Informações sobre a Operação Taquari II são da Casa Civil da Presidência da República
Flavio Pereira
Os trabalhos conjuntos das Forças Armadas envolvidos na denominada Operação Taquari II no Rio Grande do Sul salvaram, até o momento, 50 mil pessoas. Os números são da Casa Civil da Presidência da República, trazidos à coluna. Nesta operação coordenada há uma participação intensa das forças policiais, bombeiros e voluntários. A demanda por socorro ainda é urgente, pois a catástrofe ocasionada pelas chuvas já atinge 401 municípios de um total de 497. Mais de 1,4 milhão de pessoas foram afetadas. Será enviado nesta quarta-feira (8) pela Marinha do Brasil o maior navio de guerra da América Latina para apoiar a população do Rio Grande do Sul. Trata-se do Navio-Aeródromo Multipropósito (NAM) “Atlântico”, maior navio da Força Naval. Além dele, que sairá da Base Naval da Ilha das Cobras no Rio de Janeiro e será enviado ao município de Rio Grande, outras embarcações também vão colaborar para o envio de doações e suprimentos. O navio levará oito embarcações de médio e pequeno porte e duas estações móveis para tratamento de água.
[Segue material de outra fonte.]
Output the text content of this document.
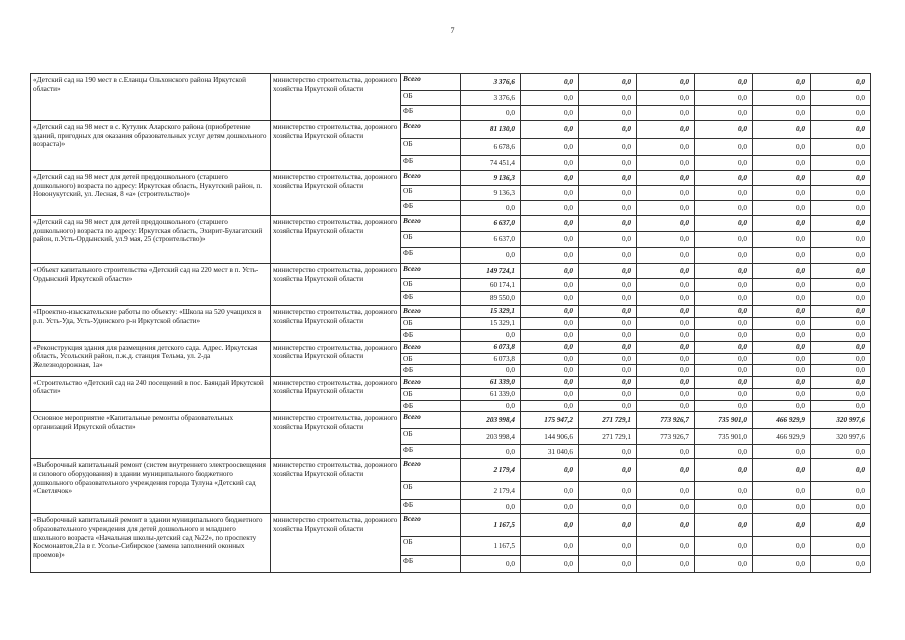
7
«Детский сад на 190 мест в с.Еланцы Ольхонского района Иркутской области»	министерство строительства, дорожного хозяйства Иркутской области	Всего	3 376,6	0,0	0,0	0,0	0,0	0,0	0,0
		ОБ	3 376,6	0,0	0,0	0,0	0,0	0,0	0,0
		ФБ	0,0	0,0	0,0	0,0	0,0	0,0	0,0
«Детский сад на 98 мест в с. Кутулик Аларского района (приобретение зданий, пригодных для оказания образовательных услуг детям дошкольного возраста)»	министерство строительства, дорожного хозяйства Иркутской области	Всего	81 130,0	0,0	0,0	0,0	0,0	0,0	0,0
		ОБ	6 678,6	0,0	0,0	0,0	0,0	0,0	0,0
		ФБ	74 451,4	0,0	0,0	0,0	0,0	0,0	0,0
«Детский сад на 98 мест для детей преддошкольного (старшего дошкольного) возраста по адресу: Иркутская область, Нукутский район, п. Новонукутский, ул. Лесная, 8 «а» (строительство)»	министерство строительства, дорожного хозяйства Иркутской области	Всего	9 136,3	0,0	0,0	0,0	0,0	0,0	0,0
		ОБ	9 136,3	0,0	0,0	0,0	0,0	0,0	0,0
		ФБ	0,0	0,0	0,0	0,0	0,0	0,0	0,0
«Детский сад на 98 мест для детей преддошкольного (старшего дошкольного) возраста по адресу: Иркутская область, Эхирит-Булагатский район, п.Усть-Ордынский, ул.9 мая, 25 (строительство)»	министерство строительства, дорожного хозяйства Иркутской области	Всего	6 637,0	0,0	0,0	0,0	0,0	0,0	0,0
		ОБ	6 637,0	0,0	0,0	0,0	0,0	0,0	0,0
		ФБ	0,0	0,0	0,0	0,0	0,0	0,0	0,0
«Объект капитального строительства «Детский сад на 220 мест в п. Усть-Ордынский Иркутской области»	министерство строительства, дорожного хозяйства Иркутской области	Всего	149 724,1	0,0	0,0	0,0	0,0	0,0	0,0
		ОБ	60 174,1	0,0	0,0	0,0	0,0	0,0	0,0
		ФБ	89 550,0	0,0	0,0	0,0	0,0	0,0	0,0
«Проектно-изыскательские работы по объекту: «Школа на 520 учащихся в р.п. Усть-Уда, Усть-Удинского р-н Иркутской области»	министерство строительства, дорожного хозяйства Иркутской области	Всего	15 329,1	0,0	0,0	0,0	0,0	0,0	0,0
		ОБ	15 329,1	0,0	0,0	0,0	0,0	0,0	0,0
		ФБ	0,0	0,0	0,0	0,0	0,0	0,0	0,0
«Реконструкция здания для размещения детского сада. Адрес. Иркутская область, Усольский район, п.ж.д. станция Тельма, ул. 2-да Железнодорожная, 1а»	министерство строительства, дорожного хозяйства Иркутской области	Всего	6 073,8	0,0	0,0	0,0	0,0	0,0	0,0
		ОБ	6 073,8	0,0	0,0	0,0	0,0	0,0	0,0
		ФБ	0,0	0,0	0,0	0,0	0,0	0,0	0,0
«Строительство «Детский сад на 240 посещений в пос. Баяндай Иркутской области»	министерство строительства, дорожного хозяйства Иркутской области	Всего	61 339,0	0,0	0,0	0,0	0,0	0,0	0,0
		ОБ	61 339,0	0,0	0,0	0,0	0,0	0,0	0,0
		ФБ	0,0	0,0	0,0	0,0	0,0	0,0	0,0
Основное мероприятие «Капитальные ремонты образовательных организаций Иркутской области»	министерство строительства, дорожного хозяйства Иркутской области	Всего	203 998,4	175 947,2	271 729,1	773 926,7	735 901,0	466 929,9	320 997,6
		ОБ	203 998,4	144 906,6	271 729,1	773 926,7	735 901,0	466 929,9	320 997,6
		ФБ	0,0	31 040,6	0,0	0,0	0,0	0,0	0,0
«Выборочный капитальный ремонт (систем внутреннего электроосвещения и силового оборудования) в здании муниципального бюджетного дошкольного образовательного учреждения города Тулуна «Детский сад «Светлячок»	министерство строительства, дорожного хозяйства Иркутской области	Всего	2 179,4	0,0	0,0	0,0	0,0	0,0	0,0
		ОБ	2 179,4	0,0	0,0	0,0	0,0	0,0	0,0
		ФБ	0,0	0,0	0,0	0,0	0,0	0,0	0,0
«Выборочный капитальный ремонт в здании муниципального бюджетного образовательного учреждения для детей дошкольного и младшего школьного возраста «Начальная школы-детский сад №22», по проспекту Космонавтов,21а в г. Усолье-Сибирское (замена заполнений оконных проемов)»	министерство строительства, дорожного хозяйства Иркутской области	Всего	1 167,5	0,0	0,0	0,0	0,0	0,0	0,0
		ОБ	1 167,5	0,0	0,0	0,0	0,0	0,0	0,0
		ФБ	0,0	0,0	0,0	0,0	0,0	0,0	0,0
FAB realiza complexa coordenação aérea na Operação
O Comando de Operações Aeroespaciais (COMAE), Organização Militar da Força Aérea Brasileira, sediado em Brasília, atua na condução dos meios empregados na Operação Taquari II. Além das aeronaves das Forças Armadas, estão envolvidas aeronaves de outros órgãos públicos, como Polícias Militares de diferentes Estados e Defesa Civil, totalizando, até ontem, 36 aparelhos sob coordenação da Força Aérea Componente do Comando Operacional Conjunto Ativado.
Mais apoio militar ao RS
Nessa terça-feira (7), a Marinha do Brasil enviou um navio com donativos, um hospital de campanha, além de Fuzileiros Navais, sediados no Rio de Janeiro, para apoiar os trabalhos de assistência às vítimas das fortes chuvas que atingem o Rio Grande do Sul. Da Base Aérea do Galeão (RJ), os primeiros militares do Grupamento Operativo de Fuzileiros Navais em Apoio à Defesa Civil, ativado na terça (6), além de 18 profissionais de saúde da Unidade Médica Expedicionária da Marinha, deixaram o Rio de Janeiro, em uma aeronave KC-390 da Força Aérea Brasileira (FAB), rumo a Canoas (RS). No voo, os Fuzileiros Navais levaram, também, um Hospital de Campanha, com capacidade de operar até 40 leitos.